Repórter MT
Mato Grosso registrou em janeiro de 2026 o maior volume de esmagamento de soja já apurado para o mês na série histórica do Instituto Mato-grossense de Economia Agropecuária, o Imea. Foram processadas 968,43 mil toneladas da oleaginosa, o que representa alta de 15,17% em relação a janeiro de 2025.
O esmagamento é a etapa industrial em que a soja é processada para a produção de farelo e óleo. O farelo é usado principalmente na alimentação animal, enquanto o óleo tem como destino tanto a indústria alimentícia quanto a produção de biodiesel. Quanto maior o volume esmagado, maior a movimentação da indústria dentro do estado.
Segundo o boletim semanal do Imea, o desempenho recorde foi impulsionado principalmente pelo aumento da capacidade instalada das indústrias. Em um ano, a capacidade de processamento cresceu 13,95% em Mato Grosso. Além disso, a elevada disponibilidade de soja no estado contribuiu para que as indústrias operassem com maior volume no período.
Outro fator importante foi a ampliação da mistura obrigatória de biodiesel no diesel para 15%, conhecida como B15. A medida foi estabelecida pelo Conselho Nacional de Política Energética e está em vigor desde agosto de 2025. Como o óleo de soja é a principal matéria-prima do biodiesel produzido no Brasil, o aumento da mistura elevou a demanda pelo produto e estimulou o processamento do grão.

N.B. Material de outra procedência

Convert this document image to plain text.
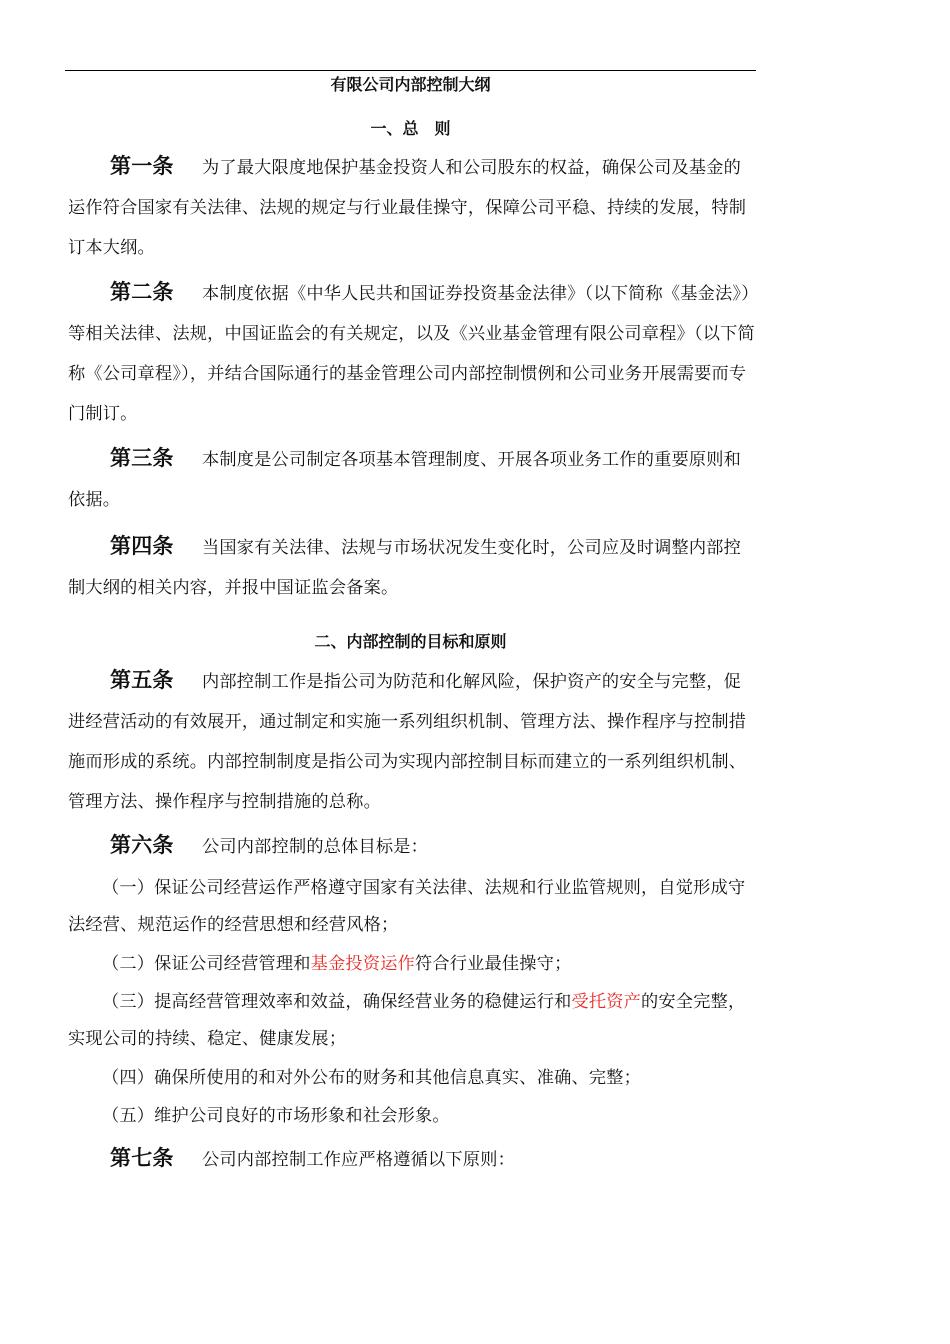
有限公司内部控制大纲
一、总　则
第一条 为了最大限度地保护基金投资人和公司股东的权益，确保公司及基金的运作符合国家有关法律、法规的规定与行业最佳操守，保障公司平稳、持续的发展，特制订本大纲。
第二条 本制度依据《中华人民共和国证券投资基金法律》（以下简称《基金法》）等相关法律、法规，中国证监会的有关规定，以及《兴业基金管理有限公司章程》（以下简称《公司章程》），并结合国际通行的基金管理公司内部控制惯例和公司业务开展需要而专门制订。
第三条 本制度是公司制定各项基本管理制度、开展各项业务工作的重要原则和依据。
第四条 当国家有关法律、法规与市场状况发生变化时，公司应及时调整内部控制大纲的相关内容，并报中国证监会备案。
二、内部控制的目标和原则
第五条 内部控制工作是指公司为防范和化解风险，保护资产的安全与完整，促进经营活动的有效展开，通过制定和实施一系列组织机制、管理方法、操作程序与控制措施而形成的系统。内部控制制度是指公司为实现内部控制目标而建立的一系列组织机制、管理方法、操作程序与控制措施的总称。
第六条 公司内部控制的总体目标是：
（一）保证公司经营运作严格遵守国家有关法律、法规和行业监管规则，自觉形成守法经营、规范运作的经营思想和经营风格；
（二）保证公司经营管理和基金投资运作符合行业最佳操守；
（三）提高经营管理效率和效益，确保经营业务的稳健运行和受托资产的安全完整，实现公司的持续、稳定、健康发展；
（四）确保所使用的和对外公布的财务和其他信息真实、准确、完整；
（五）维护公司良好的市场形象和社会形象。
第七条 公司内部控制工作应严格遵循以下原则：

O cenário também foi favorável para as indústrias do ponto de vista financeiro. A margem bruta de esmagamento em janeiro fechou, em média, em R$ 658,52 por tonelada, alta de 32,01% em comparação com dezembro de 2025. Esse resultado foi influenciado principalmente pela queda no preço da soja no mercado mato-grossense, o que reduziu o custo da matéria-prima e ampliou a rentabilidade do processamento.
No mercado internacional, os preços da soja registraram avanço. Em Chicago, referência global para o grão, houve alta de 3,34% na comparação semanal, puxada pela expectativa de maior demanda da China pela soja dos Estados Unidos.
Em Mato Grosso, o preço da oleaginosa também subiu na última semana, com valorização de 1,15%. A saca foi cotada, em média, a R$ 101,28. Já o dólar apresentou desvalorização de 0,89% frente à semana anterior, refletindo fatores do cenário externo e sinais de cautela no mercado interno.